Efectivamente, como parte del proceso de integración, el individuo inmigrado aprende a extirpar de su propia identidad como ser humano aquel “órgano interno” que se emplea en una sociedad libre para reclamar derechos y buscar activamente la plena dignidad en voz alta. Se trata de un acto de renuncia, especulativo y hasta estratégico, que conlleva a la negación de la voz propia y el pleno ejercicio de la humanidad propia.
A pesar de todo, si los inmigrantes no carecen de derechos y posibilidades para integrarse, es gracias al marco de protección legal y social que les otorga el país receptor. Actualmente en España los derechos y los avances en las condiciones de los recién llegados se reclaman desde algunos partidos políticos, los sindicatos y las ONG. Pero no existen organizaciones importantes de inmigrantes ni tampoco ningún individuo en forma de líder moral con capacidad para presionar efectivamente a los estamentos políticos. Así que la voz de este colectivo es tutelada por otros. Algunos sectores de la sociedad sin derecho a representarse y/o votar, como los menores de edad, dependen de terceros para su protección. Los inmigrantes también. Sin identidad política propia y bajo la tutela de otros, el estado de los inmigrantes legales pero sin voto en España es comparable a la situación de las mujeres antes del sufragio universal, perdonando las distancias históricas. Dependemos, democráticamente, de un mundo que nos paternaliza.

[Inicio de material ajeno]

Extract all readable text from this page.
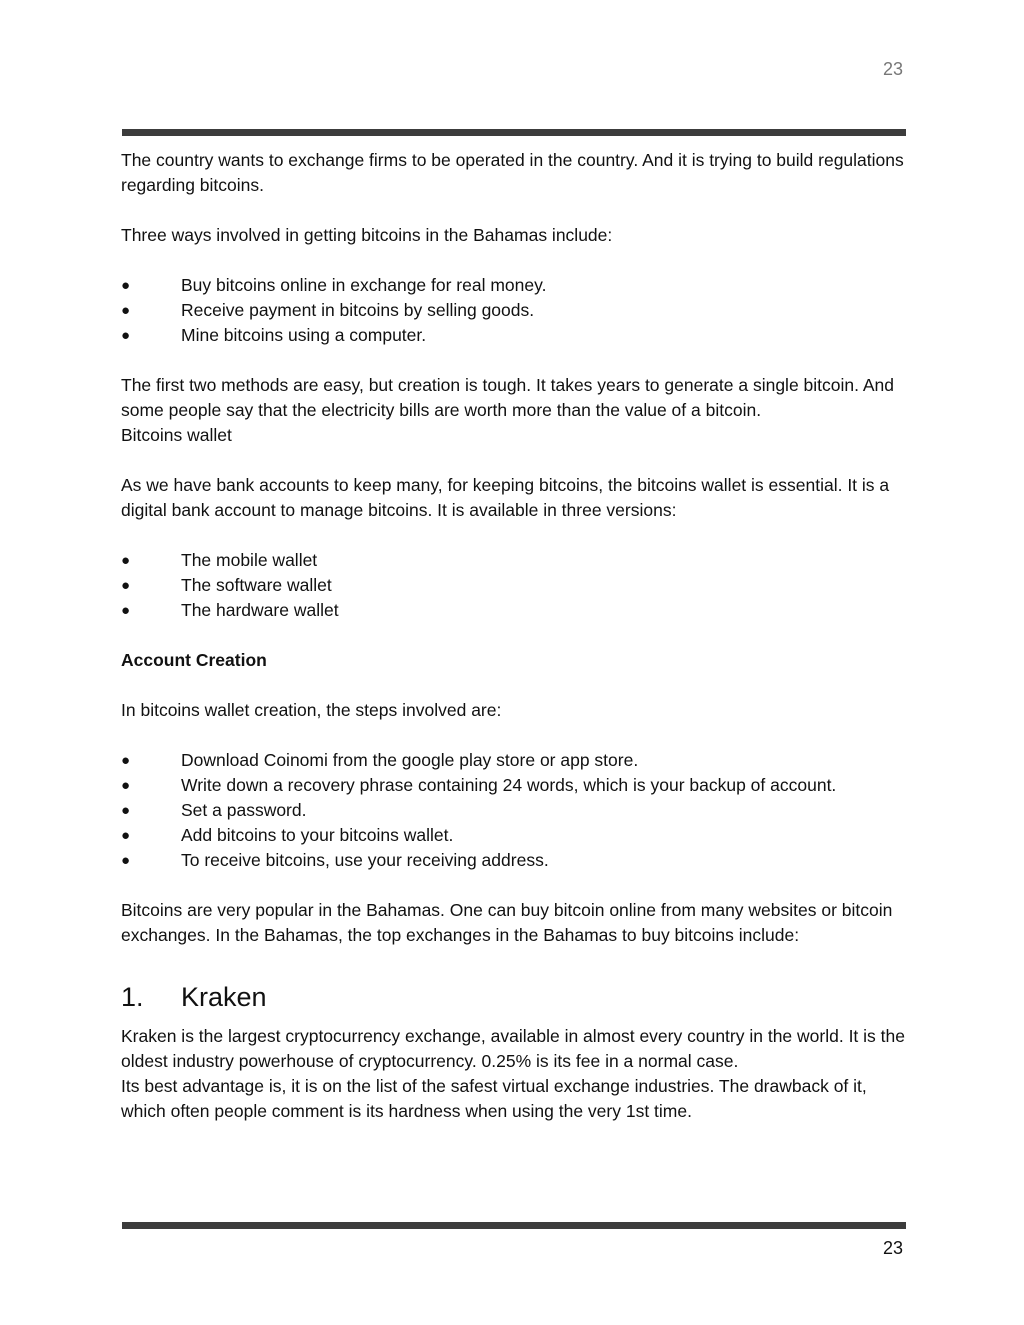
23

The country wants to exchange firms to be operated in the country. And it is trying to build regulations regarding bitcoins.

Three ways involved in getting bitcoins in the Bahamas include:

●	Buy bitcoins online in exchange for real money.
●	Receive payment in bitcoins by selling goods.
●	Mine bitcoins using a computer.

The first two methods are easy, but creation is tough. It takes years to generate a single bitcoin. And some people say that the electricity bills are worth more than the value of a bitcoin.

Bitcoins wallet

As we have bank accounts to keep many, for keeping bitcoins, the bitcoins wallet is essential. It is a digital bank account to manage bitcoins. It is available in three versions:

●	The mobile wallet
●	The software wallet
●	The hardware wallet

Account Creation

In bitcoins wallet creation, the steps involved are:

●	Download Coinomi from the google play store or app store.
●	Write down a recovery phrase containing 24 words, which is your backup of account.
●	Set a password.
●	Add bitcoins to your bitcoins wallet.
●	To receive bitcoins, use your receiving address.

Bitcoins are very popular in the Bahamas. One can buy bitcoin online from many websites or bitcoin exchanges. In the Bahamas, the top exchanges in the Bahamas to buy bitcoins include:

1. Kraken

Kraken is the largest cryptocurrency exchange, available in almost every country in the world. It is the oldest industry powerhouse of cryptocurrency. 0.25% is its fee in a normal case.

Its best advantage is, it is on the list of the safest virtual exchange industries. The drawback of it, which often people comment is its hardness when using the very 1st time.

23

Sólo así se explica que se puede plantear la necesidad de un debate sobre la inmigración (como se hace habitualmente en los debates electorales televisivos y las tertulias radiofónicas) sin contar con los propios afectados. El grado de manipulación de la voz, la identidad y el sentir de los inmigrados por parte de la Corporació Catalana de Mitjans Audiovisuals es notoria, parecida a la manipulación que se hace de la realidad catalana en la prensa española de derechas. Es la única manera de entender el descaro de algunos líderes políticos a la hora de hacer acciones y declaraciones ofensivas que refuerzan la idea que representamos un peligro para la identidad catalana. No existe la menor preocupación por la reacción que se podría producir entre nosotros los inmigrados. Quizás cuando los hijos de segunda o tercera generación se educan en nuestras universidades, acceden a cargos de poder y aprenden a manejar los hilos de diálogo político, su reacción importará más. Pero para ahora las aulas universitarias, donde se reafirman los lenguajes y formas de los élites sociales a través del conocimiento, son todavía dominadas por la misma franja demográfica que dominaba el país en los años 80.

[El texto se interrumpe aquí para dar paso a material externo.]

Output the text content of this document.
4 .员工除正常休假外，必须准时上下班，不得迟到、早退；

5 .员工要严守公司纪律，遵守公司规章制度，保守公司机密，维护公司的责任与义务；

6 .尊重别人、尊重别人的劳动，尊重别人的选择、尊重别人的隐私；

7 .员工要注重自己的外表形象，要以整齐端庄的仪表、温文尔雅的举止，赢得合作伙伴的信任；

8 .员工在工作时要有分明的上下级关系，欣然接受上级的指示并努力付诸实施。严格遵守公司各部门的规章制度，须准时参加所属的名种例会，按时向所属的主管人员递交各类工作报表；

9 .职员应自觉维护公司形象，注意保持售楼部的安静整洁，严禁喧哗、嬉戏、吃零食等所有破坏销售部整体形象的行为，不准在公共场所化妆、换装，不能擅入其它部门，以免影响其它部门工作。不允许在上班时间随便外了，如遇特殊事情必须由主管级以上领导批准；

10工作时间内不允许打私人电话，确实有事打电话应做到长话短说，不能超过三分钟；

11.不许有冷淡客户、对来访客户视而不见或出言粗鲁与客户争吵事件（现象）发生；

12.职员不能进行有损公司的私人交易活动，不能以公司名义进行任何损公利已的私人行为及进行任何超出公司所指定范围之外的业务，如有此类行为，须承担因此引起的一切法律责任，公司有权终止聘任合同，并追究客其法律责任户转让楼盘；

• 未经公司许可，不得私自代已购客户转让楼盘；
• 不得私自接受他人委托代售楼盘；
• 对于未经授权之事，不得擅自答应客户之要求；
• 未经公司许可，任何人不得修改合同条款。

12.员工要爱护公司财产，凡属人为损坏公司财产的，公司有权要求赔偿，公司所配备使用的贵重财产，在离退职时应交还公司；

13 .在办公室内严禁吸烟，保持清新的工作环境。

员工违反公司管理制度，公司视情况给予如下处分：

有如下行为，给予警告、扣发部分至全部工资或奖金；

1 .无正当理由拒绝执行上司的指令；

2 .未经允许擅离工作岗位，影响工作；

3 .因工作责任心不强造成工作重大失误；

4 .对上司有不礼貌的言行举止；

A falta de otro mecanismo que legitime el inmigrante ante la sociedad, y sin tener que esperar a que generaciones futuras ganen en legitimidad como interlocutores válidos, se presenta con cierta frecuencia la posibilidad de dar al inmigrante el derecho de votar, aunque sea sólo en elecciones locales. La voz electoral de los inmigrantes, como mínimo para silenciar a los políticos con sus injurias valientes. Sería una buena manera de activar la voz pública hasta ahora inaudible de los inmigrantes, y poner fin al silencio de los desnaturalizadores.